EMBARGOED FOR RELEASE

ACS News Service Weekly PressPac: August 19, 2010

Lifting the veil of secrecy surrounding development of new medicine

Embargoed for release: Monday, August 23, 8:35 a.m., Eastern Time

Note to reporters: The full texts of these press releases, abstracts of presentations and non-technical summaries provided by scientists are available at Eurekalert at www.eurekalert.org/acsmeet.php and also at http://web.1.c2.audiovideoweb.com/1c2web3536/Boston2010/BostonReleases_Aug19.htm.

An unlikely effort is underway to lift the veil of nearly-total secrecy that has surrounded the process of developing new prescription drugs for the last century, scientists said today at the 240th National Meeting of the American Chemical Society (ACS). The upheaval in traditional practice would make key data available to college students, university professors, and others in an open, collective process.

Called open-source drug discovery, the new approach involves an online community of computer users from around the world working together to discover and develop much-needed new drugs. It could lead to inexpensive drugs to treat a wide variety of diseases, including tuberculosis and malaria, that claim a huge toll in developing countries. Scientists from government, industry, and academia are presenting a dozen reports on this topic during a special symposium entitled “Open-source Drug Discovery” at the ACS meeting.

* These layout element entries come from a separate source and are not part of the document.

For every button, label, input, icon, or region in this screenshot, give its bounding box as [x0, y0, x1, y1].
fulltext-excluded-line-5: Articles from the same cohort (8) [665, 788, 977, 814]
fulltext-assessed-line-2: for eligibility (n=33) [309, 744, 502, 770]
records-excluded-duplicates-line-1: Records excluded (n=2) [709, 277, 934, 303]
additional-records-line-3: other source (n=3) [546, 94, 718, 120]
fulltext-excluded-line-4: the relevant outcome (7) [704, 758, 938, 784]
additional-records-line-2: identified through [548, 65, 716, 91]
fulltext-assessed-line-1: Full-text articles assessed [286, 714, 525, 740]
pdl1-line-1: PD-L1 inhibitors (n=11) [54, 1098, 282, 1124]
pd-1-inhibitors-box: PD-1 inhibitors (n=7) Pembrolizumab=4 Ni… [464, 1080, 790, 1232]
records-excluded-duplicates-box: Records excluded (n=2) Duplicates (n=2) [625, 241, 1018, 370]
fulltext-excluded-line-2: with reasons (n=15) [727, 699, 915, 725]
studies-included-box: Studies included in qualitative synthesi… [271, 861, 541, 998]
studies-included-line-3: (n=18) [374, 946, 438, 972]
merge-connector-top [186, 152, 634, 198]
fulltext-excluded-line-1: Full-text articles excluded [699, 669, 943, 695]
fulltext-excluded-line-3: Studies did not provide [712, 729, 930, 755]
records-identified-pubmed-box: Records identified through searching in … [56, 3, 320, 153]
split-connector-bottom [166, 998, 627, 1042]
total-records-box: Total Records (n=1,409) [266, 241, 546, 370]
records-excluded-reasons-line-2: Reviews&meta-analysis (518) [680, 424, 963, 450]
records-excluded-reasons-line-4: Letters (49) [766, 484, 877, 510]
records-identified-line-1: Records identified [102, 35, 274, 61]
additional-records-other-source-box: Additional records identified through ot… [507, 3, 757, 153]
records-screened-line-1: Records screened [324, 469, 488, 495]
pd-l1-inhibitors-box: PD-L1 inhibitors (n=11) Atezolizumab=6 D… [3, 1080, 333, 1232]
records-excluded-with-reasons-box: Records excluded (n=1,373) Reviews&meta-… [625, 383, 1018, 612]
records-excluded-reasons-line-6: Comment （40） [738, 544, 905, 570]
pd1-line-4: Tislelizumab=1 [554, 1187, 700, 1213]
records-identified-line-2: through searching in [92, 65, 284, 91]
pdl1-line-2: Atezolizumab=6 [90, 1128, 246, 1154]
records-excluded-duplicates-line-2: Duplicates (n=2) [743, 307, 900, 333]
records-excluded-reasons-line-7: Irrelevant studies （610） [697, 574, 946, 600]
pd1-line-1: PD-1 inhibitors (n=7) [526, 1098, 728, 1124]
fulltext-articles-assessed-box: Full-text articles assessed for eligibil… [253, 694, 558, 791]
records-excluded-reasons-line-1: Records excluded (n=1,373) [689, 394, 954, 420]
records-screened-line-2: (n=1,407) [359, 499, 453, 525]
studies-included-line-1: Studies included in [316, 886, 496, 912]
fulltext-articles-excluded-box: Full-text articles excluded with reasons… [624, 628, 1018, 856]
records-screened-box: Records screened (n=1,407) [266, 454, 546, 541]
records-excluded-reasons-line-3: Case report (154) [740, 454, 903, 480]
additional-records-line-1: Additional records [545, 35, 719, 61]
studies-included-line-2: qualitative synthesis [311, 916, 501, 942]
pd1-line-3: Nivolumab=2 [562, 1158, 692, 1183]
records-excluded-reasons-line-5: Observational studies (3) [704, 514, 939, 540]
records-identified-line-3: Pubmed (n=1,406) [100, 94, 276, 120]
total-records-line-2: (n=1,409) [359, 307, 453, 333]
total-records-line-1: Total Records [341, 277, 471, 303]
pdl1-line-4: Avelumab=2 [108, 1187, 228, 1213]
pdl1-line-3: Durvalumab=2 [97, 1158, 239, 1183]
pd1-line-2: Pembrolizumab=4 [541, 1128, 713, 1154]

“I believe this is the way to go about not only drug discovery, but it may be a way of doing science in the future,” said Open Source Drug Discovery (OSDD) Project Director Samir Brahmachari, Ph.D. “Everybody can contribute.” Brahmachari, who is director general of CSIR and one of the pioneers of the open-source movement, notes that most drug discoveries are made in a closed-door environment in which pharmaceutical companies keep drug development information under wraps and limit participation of the academic world, such as colleges and universities. The OSDD program aims to address this issue by attempting to attract the youngest and brightest minds around the globe to be part of the drug discovery movement, he said.